Each period that curve heads downwards the real value of the FMW is being eroded. Each of the peaks represents a formal wage decision by the Fair Work Commission. If the trough in the saw-tooth lies below the 100 line on the vertical axis then the real wage falls by the end of the period.

If the trough lies above the 100 point then the inflation during the year after the last wage decision has not fully eroded the real wage increase and so there is some modest net real wage increase for Federal minimum wage workers over the period.

The decisions since 2012 have provided for some modest real income retention by these workers although it depends on how inflation is measured.

You can also see the troughs are shallower in recent years than in the past because the inflation rate has moderated as a result of the GFC and the austerity since that has kept economic activity at moderate levels.

So while each adjustment provides some immediate real wage gain for workers, those gains are ephemeral and the inflation process systematically cuts the purchasing power of the FMW significantly by the time the next decision is due – these are permanent losses.

Conclusion

The conclusion is that today Australia’s lowest-paid workers received a small wage rise – but the rise was not sufficient to end working poverty.

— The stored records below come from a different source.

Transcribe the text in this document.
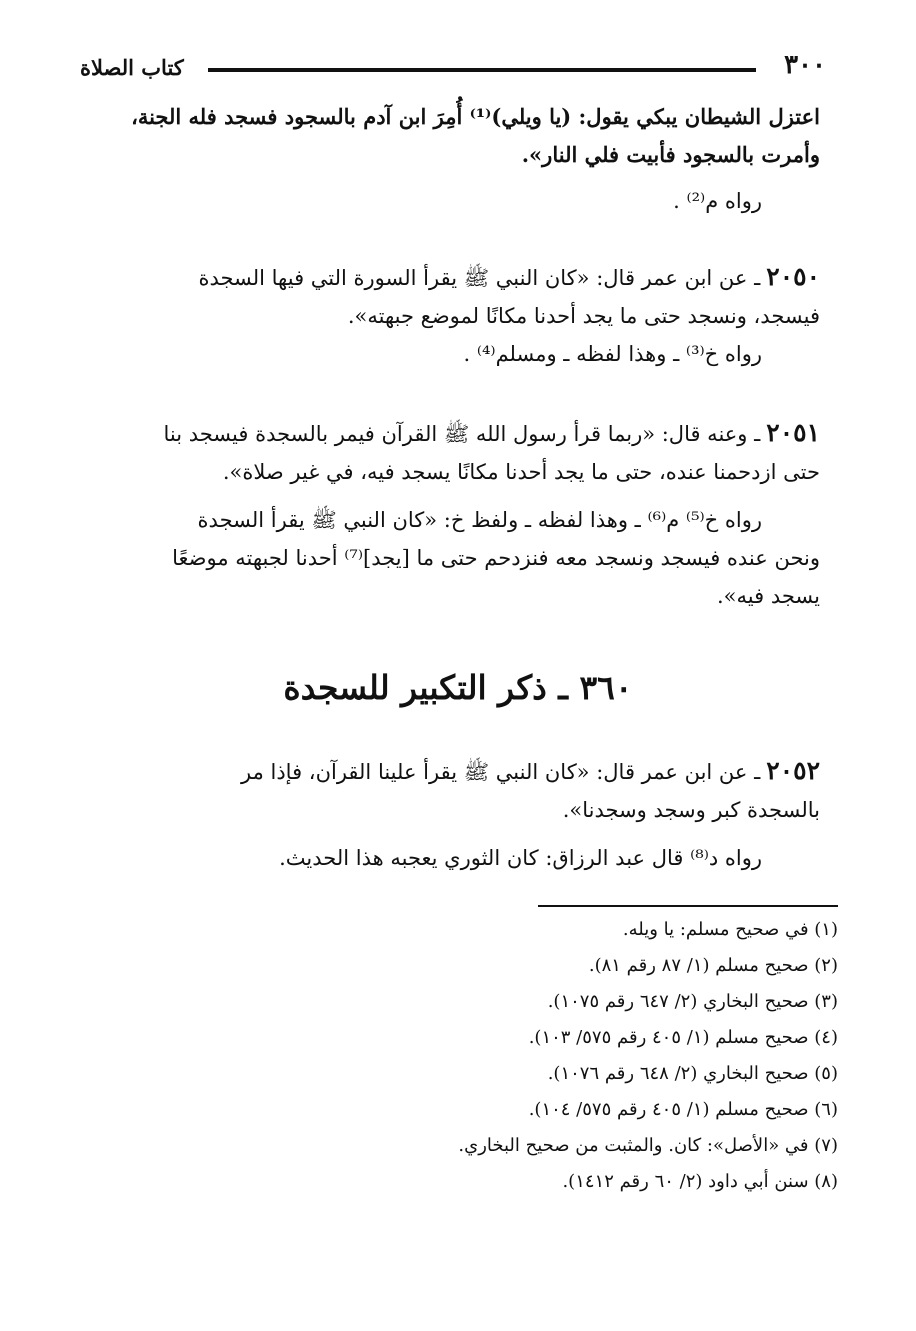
٣٠٠
كتاب الصلاة

اعتزل الشيطان يبكي يقول: (يا ويلي)⁽¹⁾ أُمِرَ ابن آدم بالسجود فسجد فله الجنة،

وأمرت بالسجود فأبيت فلي النار».

رواه م⁽²⁾ .

٢٠٥٠ـ عن ابن عمر قال: «كان النبي ﷺ يقرأ السورة التي فيها السجدة

فيسجد، ونسجد حتى ما يجد أحدنا مكانًا لموضع جبهته».

رواه خ⁽³⁾ ـ وهذا لفظه ـ ومسلم⁽⁴⁾ .

٢٠٥١ـ وعنه قال: «ربما قرأ رسول الله ﷺ القرآن فيمر بالسجدة فيسجد بنا

حتى ازدحمنا عنده، حتى ما يجد أحدنا مكانًا يسجد فيه، في غير صلاة».

رواه خ⁽⁵⁾ م⁽⁶⁾ ـ وهذا لفظه ـ ولفظ خ: «كان النبي ﷺ يقرأ السجدة

ونحن عنده فيسجد ونسجد معه فنزدحم حتى ما [يجد]⁽⁷⁾ أحدنا لجبهته موضعًا

يسجد فيه».

٣٦٠ ـ ذكر التكبير للسجدة

٢٠٥٢ـ عن ابن عمر قال: «كان النبي ﷺ يقرأ علينا القرآن، فإذا مر

بالسجدة كبر وسجد وسجدنا».

رواه د⁽⁸⁾ قال عبد الرزاق: كان الثوري يعجبه هذا الحديث.

(١) في صحيح مسلم: يا ويله.
(٢) صحيح مسلم (١/ ٨٧ رقم ٨١).
(٣) صحيح البخاري (٢/ ٦٤٧ رقم ١٠٧٥).
(٤) صحيح مسلم (١/ ٤٠٥ رقم ٥٧٥/ ١٠٣).
(٥) صحيح البخاري (٢/ ٦٤٨ رقم ١٠٧٦).
(٦) صحيح مسلم (١/ ٤٠٥ رقم ٥٧٥/ ١٠٤).
(٧) في «الأصل»: كان. والمثبت من صحيح البخاري.
(٨) سنن أبي داود (٢/ ٦٠ رقم ١٤١٢).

It also provides for the most modest real wage increase and fails to share the productivity growth Australia is creating with this cohort in any significant way.

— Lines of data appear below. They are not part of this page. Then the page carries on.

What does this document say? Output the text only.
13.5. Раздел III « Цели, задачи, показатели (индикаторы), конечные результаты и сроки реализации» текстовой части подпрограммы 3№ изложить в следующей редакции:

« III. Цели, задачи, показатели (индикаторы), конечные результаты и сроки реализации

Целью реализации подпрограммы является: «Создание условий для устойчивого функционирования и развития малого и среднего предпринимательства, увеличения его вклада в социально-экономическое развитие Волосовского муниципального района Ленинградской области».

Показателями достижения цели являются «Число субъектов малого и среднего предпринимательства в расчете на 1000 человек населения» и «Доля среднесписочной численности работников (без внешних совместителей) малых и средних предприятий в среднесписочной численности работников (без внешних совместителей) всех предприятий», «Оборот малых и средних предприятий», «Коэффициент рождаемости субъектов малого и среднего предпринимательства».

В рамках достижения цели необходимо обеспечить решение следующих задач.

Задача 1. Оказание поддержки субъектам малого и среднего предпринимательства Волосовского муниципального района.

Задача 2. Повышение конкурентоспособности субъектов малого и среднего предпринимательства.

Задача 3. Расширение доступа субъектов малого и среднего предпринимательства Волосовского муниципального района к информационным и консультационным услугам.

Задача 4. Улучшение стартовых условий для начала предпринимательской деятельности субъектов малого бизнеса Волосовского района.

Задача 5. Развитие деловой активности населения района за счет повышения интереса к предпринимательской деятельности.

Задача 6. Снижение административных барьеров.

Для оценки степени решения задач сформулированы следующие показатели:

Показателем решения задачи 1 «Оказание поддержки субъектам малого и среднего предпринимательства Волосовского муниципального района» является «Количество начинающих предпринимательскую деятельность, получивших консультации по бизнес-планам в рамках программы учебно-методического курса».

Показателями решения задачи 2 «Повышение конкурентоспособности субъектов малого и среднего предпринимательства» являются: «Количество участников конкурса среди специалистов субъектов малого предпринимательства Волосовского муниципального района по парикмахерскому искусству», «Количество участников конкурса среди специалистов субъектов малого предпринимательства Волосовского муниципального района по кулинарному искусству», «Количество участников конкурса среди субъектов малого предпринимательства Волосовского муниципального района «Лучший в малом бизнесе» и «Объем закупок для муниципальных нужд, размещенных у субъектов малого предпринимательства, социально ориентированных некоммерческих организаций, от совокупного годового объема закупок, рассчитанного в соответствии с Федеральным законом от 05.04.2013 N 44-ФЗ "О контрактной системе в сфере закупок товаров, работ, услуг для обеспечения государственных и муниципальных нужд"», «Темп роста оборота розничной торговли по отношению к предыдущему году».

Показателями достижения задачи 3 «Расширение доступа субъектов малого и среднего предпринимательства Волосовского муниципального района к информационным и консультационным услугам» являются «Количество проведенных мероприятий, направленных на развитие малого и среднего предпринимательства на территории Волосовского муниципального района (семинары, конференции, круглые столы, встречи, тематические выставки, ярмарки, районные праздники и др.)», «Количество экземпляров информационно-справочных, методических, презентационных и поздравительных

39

But if the employers and Federal government had their way, these workers would be enduring harsh real wage cuts. So at least the FWC rejected their calls.

That is enough for today!

(c) Copyright 2017 William Mitchell. All Rights Reserved.

This Post Has 2 Comments

  1. Bill, I can understand you wishing the FWC had been politically braver and set the minimum wage at where they actually think it should be, but you shouldn’t let that blind you to the fact that for the first time in many years they actually think it should be higher. The FWC accepted the reasoning and evidence behind the ACTU’s, not the employers or governments’, submissions and basically argued in its decision that a high minimum wage was a Good, not a Bad, Thing. This is a big change in mindset from previous decisions.

    In particular, they have clearly accepted two things they have never accepted before:
    – any disemployment effects of a high minimum wage are exceedingly modest
    – wages growing slower than labour productivity is a serious macroeconomic problem, which will not necessarily self-correct in time, as well as a direct problem for income distribution.

    Their decision is worth a careful read.

  2. So the Australian assault on the middle class gains momentum, in a climate of calls to cut penalty rates, education subsidies, corporate tax to make us ‘competitive’ and Centrelink benefits to ‘bludgers’. And when (if) the middle class wake up to what has been done, they will express their anger by voting for an Australian Trump, who promises to stop giving the middle class’s money to welfare dependent working class bludgers and bring the jobs back. In other words, the middle class won’t wake up. They never have. They never will. Our only hope is the Millennials will use the tiny time window they have to engage politically and turn this around while there are enough old lefties around to help with numbers. You’re our only hope, Obi Young Kenobies.